Herr Kraushaar, viele vergleichen die Studierenden-Proteste an amerikanischen und deutschen Universitäten mit der Zeit der 68er-Bewegung. Erkennen Sie Ähnlichkeiten?

Nun, auf den ersten Blick scheint es tatsächlich viele Parallelen zu dem zu geben, was sich in der zweiten Hälfte der sechziger Jahre an den US-amerikanischen Universitäten abgespielt hat. Doch auf den zweiten Blick gibt es, meiner Einschätzung nach, auch gravierende Differenzen. Das Gleiche gilt übrigens auch für einen Vergleich zwischen dem, was sich an entsprechenden Protestaktionen an den damaligen und an den heutigen bundesdeutschen Universitäten abgespielt hat. Insgesamt ist es schon sehr erstaunlich, in welchem Maße sich die pro-palästinensischen Demonstrationen und Aktionen von den USA aus auf europäische Universitäten ausgebreitet haben.

Studierenden-Proteste an der Universität Washington.
Studierenden-Proteste an der Universität Washington. © IMAGO/ZUMA Wire

Wie war es denn in den 1960ern in den Vereinigten Staaten?

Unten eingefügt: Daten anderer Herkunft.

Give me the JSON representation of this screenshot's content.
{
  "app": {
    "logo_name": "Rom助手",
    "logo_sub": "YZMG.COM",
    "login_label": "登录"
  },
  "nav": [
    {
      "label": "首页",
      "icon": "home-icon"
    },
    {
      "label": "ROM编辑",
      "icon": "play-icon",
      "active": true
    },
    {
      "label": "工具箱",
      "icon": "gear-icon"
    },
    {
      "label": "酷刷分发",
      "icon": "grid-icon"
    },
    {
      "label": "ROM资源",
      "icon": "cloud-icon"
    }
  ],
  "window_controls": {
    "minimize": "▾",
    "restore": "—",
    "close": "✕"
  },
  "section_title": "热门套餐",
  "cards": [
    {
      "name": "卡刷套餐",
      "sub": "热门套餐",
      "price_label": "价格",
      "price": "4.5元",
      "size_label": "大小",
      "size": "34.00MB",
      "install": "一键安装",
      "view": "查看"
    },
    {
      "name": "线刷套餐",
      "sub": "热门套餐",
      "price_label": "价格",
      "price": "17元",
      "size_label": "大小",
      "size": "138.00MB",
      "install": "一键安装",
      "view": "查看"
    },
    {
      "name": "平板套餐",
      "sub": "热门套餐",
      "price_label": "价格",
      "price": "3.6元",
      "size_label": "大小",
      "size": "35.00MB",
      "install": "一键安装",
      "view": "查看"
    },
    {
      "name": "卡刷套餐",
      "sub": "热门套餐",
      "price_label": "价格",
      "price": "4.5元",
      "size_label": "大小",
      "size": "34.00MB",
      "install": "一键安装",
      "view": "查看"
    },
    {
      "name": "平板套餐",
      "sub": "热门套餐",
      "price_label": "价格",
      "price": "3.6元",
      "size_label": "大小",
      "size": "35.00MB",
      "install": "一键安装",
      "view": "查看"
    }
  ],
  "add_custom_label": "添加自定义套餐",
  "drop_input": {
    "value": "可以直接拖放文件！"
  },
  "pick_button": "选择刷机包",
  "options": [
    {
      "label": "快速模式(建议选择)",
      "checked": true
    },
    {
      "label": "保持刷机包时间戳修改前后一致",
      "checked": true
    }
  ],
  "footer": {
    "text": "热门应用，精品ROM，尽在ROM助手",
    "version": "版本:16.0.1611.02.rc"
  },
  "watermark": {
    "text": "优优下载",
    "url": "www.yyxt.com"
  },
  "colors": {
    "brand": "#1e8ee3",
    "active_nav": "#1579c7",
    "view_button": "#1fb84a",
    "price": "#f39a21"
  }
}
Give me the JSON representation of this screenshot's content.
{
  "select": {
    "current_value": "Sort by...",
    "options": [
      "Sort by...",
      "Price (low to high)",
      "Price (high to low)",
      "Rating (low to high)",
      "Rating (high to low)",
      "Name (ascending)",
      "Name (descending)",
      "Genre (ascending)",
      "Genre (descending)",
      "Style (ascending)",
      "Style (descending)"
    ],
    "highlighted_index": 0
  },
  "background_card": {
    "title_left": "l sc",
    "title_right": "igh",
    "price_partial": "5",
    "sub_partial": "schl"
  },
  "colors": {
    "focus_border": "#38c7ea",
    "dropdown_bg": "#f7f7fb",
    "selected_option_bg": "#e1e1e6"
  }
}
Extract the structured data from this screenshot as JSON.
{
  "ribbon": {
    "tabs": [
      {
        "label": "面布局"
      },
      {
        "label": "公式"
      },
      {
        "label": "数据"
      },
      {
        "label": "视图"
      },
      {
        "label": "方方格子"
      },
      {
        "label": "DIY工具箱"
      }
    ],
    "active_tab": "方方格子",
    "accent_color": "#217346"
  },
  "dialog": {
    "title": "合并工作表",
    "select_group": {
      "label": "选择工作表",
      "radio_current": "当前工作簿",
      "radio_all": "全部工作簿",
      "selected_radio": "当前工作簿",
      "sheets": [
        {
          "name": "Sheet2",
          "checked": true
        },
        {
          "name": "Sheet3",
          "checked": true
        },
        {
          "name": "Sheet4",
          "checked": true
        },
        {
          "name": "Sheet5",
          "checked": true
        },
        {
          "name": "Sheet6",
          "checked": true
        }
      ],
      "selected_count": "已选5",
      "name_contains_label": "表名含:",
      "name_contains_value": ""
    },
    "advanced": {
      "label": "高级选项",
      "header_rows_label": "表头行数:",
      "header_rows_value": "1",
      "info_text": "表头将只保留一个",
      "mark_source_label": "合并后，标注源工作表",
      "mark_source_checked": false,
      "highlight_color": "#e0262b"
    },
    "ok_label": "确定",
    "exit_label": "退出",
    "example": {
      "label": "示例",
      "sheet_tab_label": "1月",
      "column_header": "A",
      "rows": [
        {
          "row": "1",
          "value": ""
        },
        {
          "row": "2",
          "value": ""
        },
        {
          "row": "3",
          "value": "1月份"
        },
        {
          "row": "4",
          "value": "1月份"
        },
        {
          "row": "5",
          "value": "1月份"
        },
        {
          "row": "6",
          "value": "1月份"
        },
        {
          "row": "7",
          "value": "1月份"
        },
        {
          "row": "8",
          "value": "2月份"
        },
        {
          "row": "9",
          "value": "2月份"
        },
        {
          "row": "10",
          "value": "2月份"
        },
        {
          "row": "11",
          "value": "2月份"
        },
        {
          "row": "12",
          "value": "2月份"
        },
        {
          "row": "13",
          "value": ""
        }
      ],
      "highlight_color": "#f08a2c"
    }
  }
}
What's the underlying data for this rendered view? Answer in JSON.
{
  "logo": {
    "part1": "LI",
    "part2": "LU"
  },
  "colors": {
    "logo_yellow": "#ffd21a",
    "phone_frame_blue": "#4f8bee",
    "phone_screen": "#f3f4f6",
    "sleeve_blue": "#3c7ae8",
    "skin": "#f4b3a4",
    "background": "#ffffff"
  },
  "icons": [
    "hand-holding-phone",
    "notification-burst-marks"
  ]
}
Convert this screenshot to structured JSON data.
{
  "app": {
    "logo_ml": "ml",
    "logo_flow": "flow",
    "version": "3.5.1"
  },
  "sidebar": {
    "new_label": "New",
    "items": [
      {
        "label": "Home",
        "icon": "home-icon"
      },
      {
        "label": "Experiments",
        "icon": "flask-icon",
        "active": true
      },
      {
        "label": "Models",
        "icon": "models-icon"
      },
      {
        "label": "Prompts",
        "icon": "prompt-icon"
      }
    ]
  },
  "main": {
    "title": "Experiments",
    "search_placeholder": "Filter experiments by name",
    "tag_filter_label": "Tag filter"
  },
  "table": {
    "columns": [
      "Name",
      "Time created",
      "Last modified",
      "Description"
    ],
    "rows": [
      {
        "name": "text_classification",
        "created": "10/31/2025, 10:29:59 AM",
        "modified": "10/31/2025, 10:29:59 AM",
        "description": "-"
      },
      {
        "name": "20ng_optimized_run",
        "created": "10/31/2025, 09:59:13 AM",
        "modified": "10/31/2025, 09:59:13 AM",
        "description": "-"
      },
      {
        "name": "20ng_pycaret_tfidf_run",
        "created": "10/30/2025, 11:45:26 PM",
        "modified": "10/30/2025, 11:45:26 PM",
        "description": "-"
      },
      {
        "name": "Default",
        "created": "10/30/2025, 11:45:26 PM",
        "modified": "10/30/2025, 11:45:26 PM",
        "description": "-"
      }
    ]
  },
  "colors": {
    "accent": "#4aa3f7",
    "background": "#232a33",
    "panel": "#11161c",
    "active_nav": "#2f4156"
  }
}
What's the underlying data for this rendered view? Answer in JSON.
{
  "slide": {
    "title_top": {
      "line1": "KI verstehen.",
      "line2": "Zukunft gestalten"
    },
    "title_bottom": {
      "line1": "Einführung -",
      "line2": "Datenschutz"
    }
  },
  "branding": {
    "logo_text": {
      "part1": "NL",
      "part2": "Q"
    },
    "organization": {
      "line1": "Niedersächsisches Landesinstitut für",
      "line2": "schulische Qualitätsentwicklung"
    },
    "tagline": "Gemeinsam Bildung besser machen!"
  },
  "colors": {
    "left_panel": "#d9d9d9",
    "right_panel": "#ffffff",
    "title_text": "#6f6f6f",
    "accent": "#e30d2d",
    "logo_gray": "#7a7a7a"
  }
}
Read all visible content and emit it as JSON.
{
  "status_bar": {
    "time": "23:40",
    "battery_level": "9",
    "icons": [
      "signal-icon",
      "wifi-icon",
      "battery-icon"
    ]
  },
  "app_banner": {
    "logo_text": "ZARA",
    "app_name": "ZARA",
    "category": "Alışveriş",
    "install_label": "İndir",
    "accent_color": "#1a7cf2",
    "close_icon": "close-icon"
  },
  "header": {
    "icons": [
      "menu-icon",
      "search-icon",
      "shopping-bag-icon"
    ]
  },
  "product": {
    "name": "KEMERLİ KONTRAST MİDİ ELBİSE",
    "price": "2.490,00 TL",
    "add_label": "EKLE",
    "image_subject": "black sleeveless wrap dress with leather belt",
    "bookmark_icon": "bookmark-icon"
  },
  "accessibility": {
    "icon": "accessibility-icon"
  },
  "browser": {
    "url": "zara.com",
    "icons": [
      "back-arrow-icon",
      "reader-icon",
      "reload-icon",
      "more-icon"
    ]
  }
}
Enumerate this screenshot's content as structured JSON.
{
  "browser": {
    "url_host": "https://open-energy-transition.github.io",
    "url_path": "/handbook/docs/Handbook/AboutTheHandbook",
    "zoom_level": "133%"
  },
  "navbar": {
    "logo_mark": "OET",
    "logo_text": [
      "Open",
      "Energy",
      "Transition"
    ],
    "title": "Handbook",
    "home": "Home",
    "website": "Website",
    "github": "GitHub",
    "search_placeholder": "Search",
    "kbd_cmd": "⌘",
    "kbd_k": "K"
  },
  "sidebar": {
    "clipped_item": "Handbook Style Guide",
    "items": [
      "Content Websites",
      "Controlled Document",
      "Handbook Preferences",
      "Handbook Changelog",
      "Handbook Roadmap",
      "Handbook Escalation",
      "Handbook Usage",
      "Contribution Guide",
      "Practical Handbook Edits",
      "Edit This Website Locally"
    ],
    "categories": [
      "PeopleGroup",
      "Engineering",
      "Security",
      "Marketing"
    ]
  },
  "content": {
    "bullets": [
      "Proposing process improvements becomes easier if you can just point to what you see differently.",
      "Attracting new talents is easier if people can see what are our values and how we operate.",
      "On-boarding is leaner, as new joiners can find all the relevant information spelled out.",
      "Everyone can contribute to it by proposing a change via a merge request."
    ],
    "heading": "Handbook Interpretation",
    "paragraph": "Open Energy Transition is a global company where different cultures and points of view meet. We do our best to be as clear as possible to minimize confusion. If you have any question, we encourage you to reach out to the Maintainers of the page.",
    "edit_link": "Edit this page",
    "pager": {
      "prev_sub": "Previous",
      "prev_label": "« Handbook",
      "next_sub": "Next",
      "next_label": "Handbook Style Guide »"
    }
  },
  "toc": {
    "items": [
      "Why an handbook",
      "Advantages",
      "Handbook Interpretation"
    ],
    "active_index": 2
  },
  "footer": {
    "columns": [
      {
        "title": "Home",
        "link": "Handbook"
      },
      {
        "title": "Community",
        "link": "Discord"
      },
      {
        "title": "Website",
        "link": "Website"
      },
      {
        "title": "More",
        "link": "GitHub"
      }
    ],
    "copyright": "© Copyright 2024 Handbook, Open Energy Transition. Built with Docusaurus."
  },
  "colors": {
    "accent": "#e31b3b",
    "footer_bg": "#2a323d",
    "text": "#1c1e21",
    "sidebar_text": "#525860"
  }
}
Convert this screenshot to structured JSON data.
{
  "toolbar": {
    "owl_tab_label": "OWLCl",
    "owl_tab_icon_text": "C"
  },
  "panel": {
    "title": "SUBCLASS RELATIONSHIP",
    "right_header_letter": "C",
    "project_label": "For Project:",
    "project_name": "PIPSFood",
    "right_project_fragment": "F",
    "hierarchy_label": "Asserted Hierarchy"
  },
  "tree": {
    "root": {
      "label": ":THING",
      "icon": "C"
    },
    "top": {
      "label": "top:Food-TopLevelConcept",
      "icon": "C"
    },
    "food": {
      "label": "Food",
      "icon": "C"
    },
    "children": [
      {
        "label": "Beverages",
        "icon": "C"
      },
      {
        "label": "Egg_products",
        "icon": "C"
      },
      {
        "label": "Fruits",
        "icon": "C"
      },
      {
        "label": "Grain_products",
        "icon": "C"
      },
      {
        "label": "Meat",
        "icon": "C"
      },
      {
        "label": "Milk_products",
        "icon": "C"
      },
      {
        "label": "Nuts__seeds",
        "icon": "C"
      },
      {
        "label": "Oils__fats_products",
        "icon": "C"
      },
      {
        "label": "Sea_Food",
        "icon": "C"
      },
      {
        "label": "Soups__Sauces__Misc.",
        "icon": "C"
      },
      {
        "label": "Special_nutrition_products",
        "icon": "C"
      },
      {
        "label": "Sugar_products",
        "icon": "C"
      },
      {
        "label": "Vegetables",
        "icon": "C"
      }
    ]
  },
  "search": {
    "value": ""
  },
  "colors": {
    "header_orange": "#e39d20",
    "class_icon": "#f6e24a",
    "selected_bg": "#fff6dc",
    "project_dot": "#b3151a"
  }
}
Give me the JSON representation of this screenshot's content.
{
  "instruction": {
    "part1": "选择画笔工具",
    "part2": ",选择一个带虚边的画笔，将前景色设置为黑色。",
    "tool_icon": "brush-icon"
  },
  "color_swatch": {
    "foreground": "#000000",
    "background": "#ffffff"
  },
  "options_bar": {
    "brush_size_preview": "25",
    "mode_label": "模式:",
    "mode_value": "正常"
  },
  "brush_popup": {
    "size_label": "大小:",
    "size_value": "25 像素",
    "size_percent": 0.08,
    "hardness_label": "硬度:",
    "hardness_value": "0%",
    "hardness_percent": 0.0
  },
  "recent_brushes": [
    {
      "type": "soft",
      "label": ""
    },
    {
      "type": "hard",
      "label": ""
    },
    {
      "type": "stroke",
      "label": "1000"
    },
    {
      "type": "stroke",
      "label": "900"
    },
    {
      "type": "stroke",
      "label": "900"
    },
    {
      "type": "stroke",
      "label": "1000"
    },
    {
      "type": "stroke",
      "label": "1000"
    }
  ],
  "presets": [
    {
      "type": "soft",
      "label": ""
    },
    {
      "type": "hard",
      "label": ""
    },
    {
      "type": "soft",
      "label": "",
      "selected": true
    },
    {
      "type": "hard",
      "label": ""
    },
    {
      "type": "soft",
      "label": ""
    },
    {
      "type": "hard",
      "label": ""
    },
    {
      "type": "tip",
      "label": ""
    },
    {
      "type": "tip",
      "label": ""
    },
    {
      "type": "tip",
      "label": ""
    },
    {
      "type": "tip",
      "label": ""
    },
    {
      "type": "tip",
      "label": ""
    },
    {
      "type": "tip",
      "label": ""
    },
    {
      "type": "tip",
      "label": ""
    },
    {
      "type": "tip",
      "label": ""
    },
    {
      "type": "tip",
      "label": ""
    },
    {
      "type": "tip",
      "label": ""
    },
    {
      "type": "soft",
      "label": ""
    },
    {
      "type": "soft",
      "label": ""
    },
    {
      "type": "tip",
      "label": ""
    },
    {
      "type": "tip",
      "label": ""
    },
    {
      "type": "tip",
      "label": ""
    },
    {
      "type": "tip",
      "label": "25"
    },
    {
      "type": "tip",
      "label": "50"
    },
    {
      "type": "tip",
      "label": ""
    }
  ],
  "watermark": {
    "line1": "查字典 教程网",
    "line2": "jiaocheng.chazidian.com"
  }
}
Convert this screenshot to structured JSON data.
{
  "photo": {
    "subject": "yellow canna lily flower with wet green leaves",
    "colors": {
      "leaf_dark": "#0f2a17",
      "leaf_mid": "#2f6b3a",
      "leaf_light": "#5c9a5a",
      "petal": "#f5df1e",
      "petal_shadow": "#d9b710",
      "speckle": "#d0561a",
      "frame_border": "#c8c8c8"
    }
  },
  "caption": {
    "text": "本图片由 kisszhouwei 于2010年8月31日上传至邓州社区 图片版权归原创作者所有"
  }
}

Als US-Präsident Johnson im Februar 1965 Nordvietnam hatte bombardieren lassen, breitete sich an den US-Universitäten massive Unruhe aus. An der University of Michigan war es kurz darauf zu einer Teach-in-Bewegung gegen den Vietnamkrieg gekommen, an der sich Studierende und Lehrende gleichermaßen beteiligten. Damit wollte man über die Ursachen des Kriegs in Südostasien aufklären. Die Wurzel dieser Antikriegsproteste, die die USA ein Jahrzehnt lang in Atem hielten, lag eindeutig an den Universitäten. Das muss man sehr deutlich herausstreichen. Eine Parallele sehe ich auch darin, dass sich die damaligen Proteste von dort aus um den halben Erdball ausgebreitet haben, auch an der Freien Universität Berlin. Dort gab es von 1965 auf 66 ein sogenanntes Vietnamsemester. Und dann folgten seit 1967 auch immer größere Demonstrationen, die auf die gesamte Bundesrepublik übersprangen. Das kann man als Kernverlauf beschreiben. Doch die Situation, die wir gegenwärtig erleben, ist natürlich von ihren Rahmenbedingungen und ihrer Dynamik her eine ganz andere als am Ende der sechziger und am Anfang der siebziger Jahre.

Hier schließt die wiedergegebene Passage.